Ketika sosok Jokowi naik dalam tampuk kepemimpinan sejak dari kepala daerah hingga presiden adalah satu-satunya presiden yang paling fasih dan tepat mengartikulasikan identitas masyarakat bawah.
Representasi itu tercermin dari raut dan garis wajahnya yang seperti wajah-wajah masyarakat Jawa kelas bawah pada umumnya, warna kulit yang berpikmen coklat, postur dan gestur tubunya yang kurus kerempeng, langkah kakinya yang ringan, dan tampilan kostum yang memang pas jika mengenakan baju putih lengan panjang dan dilipat di ujung lengannya.
Modal biologis tubuh Jokowi itu disempurnakan dengan gaya komunikasi tutur yang cenderung tidak terstruktur dan menggunakan diksi-diksi sederhana yang mudah dipahami masyarakat.
Gaya komunikasi Jokowi itu jika dibandingkan dengan presiden sebelumnya maka dialah Presiden yang paling mudah diterima oleh kalangan bawah. Sebagai contoh bagaimana gaya bicara Soeharto yang "ngemu roso", Habibie yang pintar,
Gusdur yang humoris namun kontroversial, Megawati yang bergaya bicara ala percakapan domestik seorang ibu, dan SBY yang gaya bicaranya sistematis dan tertata rapi, maka berbeda dengan Jokowilah yang gaya bicaranya mengalir seperti obrolan sehari-hari masyarakat bawah kebanyakan.
Tumpukan modal Jokowi itulah yang dikapitalisasi dengan efektif ketika kekuasaan berada di genggamannya.
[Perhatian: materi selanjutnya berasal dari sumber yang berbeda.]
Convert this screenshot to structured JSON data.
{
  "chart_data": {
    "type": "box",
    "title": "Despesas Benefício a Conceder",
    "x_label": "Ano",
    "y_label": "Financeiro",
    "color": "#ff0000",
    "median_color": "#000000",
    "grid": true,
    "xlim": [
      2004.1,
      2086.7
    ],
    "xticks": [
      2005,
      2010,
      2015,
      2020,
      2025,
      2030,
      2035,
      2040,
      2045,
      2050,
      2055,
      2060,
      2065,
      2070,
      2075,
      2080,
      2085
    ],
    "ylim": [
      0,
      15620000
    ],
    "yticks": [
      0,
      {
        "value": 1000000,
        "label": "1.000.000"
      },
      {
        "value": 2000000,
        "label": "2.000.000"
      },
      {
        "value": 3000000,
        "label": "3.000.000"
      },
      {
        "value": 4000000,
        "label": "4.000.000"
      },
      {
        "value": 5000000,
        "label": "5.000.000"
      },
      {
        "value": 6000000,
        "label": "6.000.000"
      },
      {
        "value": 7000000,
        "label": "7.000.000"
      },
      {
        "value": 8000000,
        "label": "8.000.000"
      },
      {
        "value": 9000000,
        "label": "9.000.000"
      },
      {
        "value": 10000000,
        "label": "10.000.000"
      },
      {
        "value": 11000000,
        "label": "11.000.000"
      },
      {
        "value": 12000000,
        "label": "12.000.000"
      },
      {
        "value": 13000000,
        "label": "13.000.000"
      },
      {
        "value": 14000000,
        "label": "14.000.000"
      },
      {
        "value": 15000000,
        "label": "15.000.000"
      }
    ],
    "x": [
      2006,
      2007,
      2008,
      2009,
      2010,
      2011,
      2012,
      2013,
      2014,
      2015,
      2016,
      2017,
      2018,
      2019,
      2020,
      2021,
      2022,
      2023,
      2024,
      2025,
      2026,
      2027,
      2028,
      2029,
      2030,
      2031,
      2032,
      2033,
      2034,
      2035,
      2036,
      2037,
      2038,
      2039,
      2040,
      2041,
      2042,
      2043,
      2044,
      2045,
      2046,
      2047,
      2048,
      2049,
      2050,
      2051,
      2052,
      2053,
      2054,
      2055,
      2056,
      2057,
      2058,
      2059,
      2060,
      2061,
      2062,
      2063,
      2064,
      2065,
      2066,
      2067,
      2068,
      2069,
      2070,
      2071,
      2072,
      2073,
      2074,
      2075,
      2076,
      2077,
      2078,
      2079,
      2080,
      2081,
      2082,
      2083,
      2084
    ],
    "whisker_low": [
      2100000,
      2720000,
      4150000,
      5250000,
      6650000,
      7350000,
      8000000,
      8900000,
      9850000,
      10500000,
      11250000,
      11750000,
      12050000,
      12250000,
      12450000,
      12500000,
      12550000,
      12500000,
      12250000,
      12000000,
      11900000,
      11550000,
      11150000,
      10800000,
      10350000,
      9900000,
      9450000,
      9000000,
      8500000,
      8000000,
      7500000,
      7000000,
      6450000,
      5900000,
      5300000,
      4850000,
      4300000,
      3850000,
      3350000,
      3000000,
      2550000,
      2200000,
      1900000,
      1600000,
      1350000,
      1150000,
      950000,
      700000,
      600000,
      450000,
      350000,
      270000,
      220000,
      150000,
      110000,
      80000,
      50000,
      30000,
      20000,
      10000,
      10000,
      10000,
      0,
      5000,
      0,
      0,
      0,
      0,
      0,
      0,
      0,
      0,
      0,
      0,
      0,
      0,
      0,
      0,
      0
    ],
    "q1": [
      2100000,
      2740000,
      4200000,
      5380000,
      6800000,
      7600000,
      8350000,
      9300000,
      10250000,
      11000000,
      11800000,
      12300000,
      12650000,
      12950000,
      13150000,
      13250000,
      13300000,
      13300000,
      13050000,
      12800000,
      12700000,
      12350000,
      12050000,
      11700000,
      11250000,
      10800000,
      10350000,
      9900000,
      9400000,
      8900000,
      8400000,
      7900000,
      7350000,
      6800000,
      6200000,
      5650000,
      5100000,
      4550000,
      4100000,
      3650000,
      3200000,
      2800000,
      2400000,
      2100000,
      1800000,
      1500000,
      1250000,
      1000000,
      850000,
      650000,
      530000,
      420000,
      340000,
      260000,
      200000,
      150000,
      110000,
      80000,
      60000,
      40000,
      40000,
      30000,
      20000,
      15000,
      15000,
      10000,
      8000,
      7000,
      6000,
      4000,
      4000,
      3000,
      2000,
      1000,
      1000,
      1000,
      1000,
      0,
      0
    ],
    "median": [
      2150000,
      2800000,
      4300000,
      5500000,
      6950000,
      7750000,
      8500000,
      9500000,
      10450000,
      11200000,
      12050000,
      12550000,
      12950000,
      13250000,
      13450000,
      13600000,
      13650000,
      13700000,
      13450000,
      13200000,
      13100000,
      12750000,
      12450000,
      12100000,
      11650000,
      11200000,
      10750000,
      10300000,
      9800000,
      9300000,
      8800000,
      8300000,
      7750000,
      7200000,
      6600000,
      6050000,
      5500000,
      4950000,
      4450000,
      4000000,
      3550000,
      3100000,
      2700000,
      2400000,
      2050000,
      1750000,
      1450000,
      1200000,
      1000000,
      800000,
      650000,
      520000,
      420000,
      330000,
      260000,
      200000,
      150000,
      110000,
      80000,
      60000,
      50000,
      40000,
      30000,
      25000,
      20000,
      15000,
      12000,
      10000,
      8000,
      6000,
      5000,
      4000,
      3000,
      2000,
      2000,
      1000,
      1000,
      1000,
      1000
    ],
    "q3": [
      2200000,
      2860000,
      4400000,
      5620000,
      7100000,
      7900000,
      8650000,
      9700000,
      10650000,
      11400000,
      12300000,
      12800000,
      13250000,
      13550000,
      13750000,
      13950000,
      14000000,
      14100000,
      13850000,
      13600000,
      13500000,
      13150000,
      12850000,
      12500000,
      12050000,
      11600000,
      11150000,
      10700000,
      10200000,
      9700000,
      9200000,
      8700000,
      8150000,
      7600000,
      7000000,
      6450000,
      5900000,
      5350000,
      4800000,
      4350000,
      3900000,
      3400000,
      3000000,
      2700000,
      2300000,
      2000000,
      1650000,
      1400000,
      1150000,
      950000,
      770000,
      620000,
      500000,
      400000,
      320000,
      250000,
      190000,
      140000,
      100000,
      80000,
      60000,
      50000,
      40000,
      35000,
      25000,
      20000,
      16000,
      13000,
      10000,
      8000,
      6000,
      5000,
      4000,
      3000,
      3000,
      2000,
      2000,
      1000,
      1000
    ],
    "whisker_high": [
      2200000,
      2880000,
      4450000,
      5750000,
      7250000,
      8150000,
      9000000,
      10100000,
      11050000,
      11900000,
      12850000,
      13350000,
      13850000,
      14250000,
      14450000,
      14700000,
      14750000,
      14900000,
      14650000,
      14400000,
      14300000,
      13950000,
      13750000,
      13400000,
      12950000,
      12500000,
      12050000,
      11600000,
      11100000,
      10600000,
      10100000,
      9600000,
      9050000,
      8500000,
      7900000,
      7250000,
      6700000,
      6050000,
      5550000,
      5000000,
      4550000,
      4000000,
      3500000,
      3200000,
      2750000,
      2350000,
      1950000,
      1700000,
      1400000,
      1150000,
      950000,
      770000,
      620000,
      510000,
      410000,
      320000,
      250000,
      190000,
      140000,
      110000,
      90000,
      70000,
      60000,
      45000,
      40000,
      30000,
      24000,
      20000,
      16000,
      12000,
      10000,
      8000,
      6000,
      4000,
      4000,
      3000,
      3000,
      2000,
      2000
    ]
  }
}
Jokowi tampil bak pendekar silat yang dalam menghadapi lawan dilakukan secara single fighter dengan jurus-jurus yang sulit ditebak.
Pada awalnya jurus-jurus itu cukup jitu dan mematikan menghadapi semua lawan yang datang dari berbagai penjuru. Jokowi begitu percaya diri dengan permainan individualnya, bahkan partai politik yang dulu mengusungnya, yakni PDIP dibuat seakan tak berdaya. Contoh paling nyata adalah bagaimana kekalahan telak PDIP dalam Pilpres yang baru saja berlalu.
Pada awalnya Jokowi yang tampil tanpa beban masa lalu itu mampu membuat berbagai terobosan kebijakan yang cukup signifikan, seperti hilirisasi, pemerataan pembangunan di luar pulau Jawa, dan pembangunan infrastruktur.
Di bidang birokrasi Jokowi mampu mengobrak-abrik mental dan kultur aparatur birokrasi yang awalnya berkultur aristokrat dan berbelit-belit menjadi lebih simpel dan cepat. Kala itu Jokowi mampu menjadi agen perubahan sosiopolitik di lingkungan birokrasi maupun lembaga-lembaga kenegaraan.
Sampailah pada fase dimana individualisme Jokowi itu pada titik kulminasi yang kebablasan. Kecintaan yang terlalu pada keluarga menabrak koridor dan tatanan hidup bernegara. Hampir di semua lini lembaga kenegaraan (eksekutif, legislatif, dan yudikatif) diacak-acak demi kepentingan rasa cinta keluarga yang tak lagi mampu disembunyikan.
Barangkali pada awalnya sikap Jokowi dengan menggunakan anggota keluarganya menjadi bagian dari amunisi individu sebagai respon terhadap lingkungan politik yang memang tidak bisa dipercaya dan penuh mafia, namun berulangnya anak-anaknya dan menantunya menduduki jabatan publik (kepala daerah, ketua parpol, dan wapres) publik akhirnya tersadar bahwa manuver Jokowi selama ini bukan sekedar reaksi untuk mengatasi kompleksitas mafia di lembaga-lembaga politik, namun fiks bagian dari kepentingan pribadinya.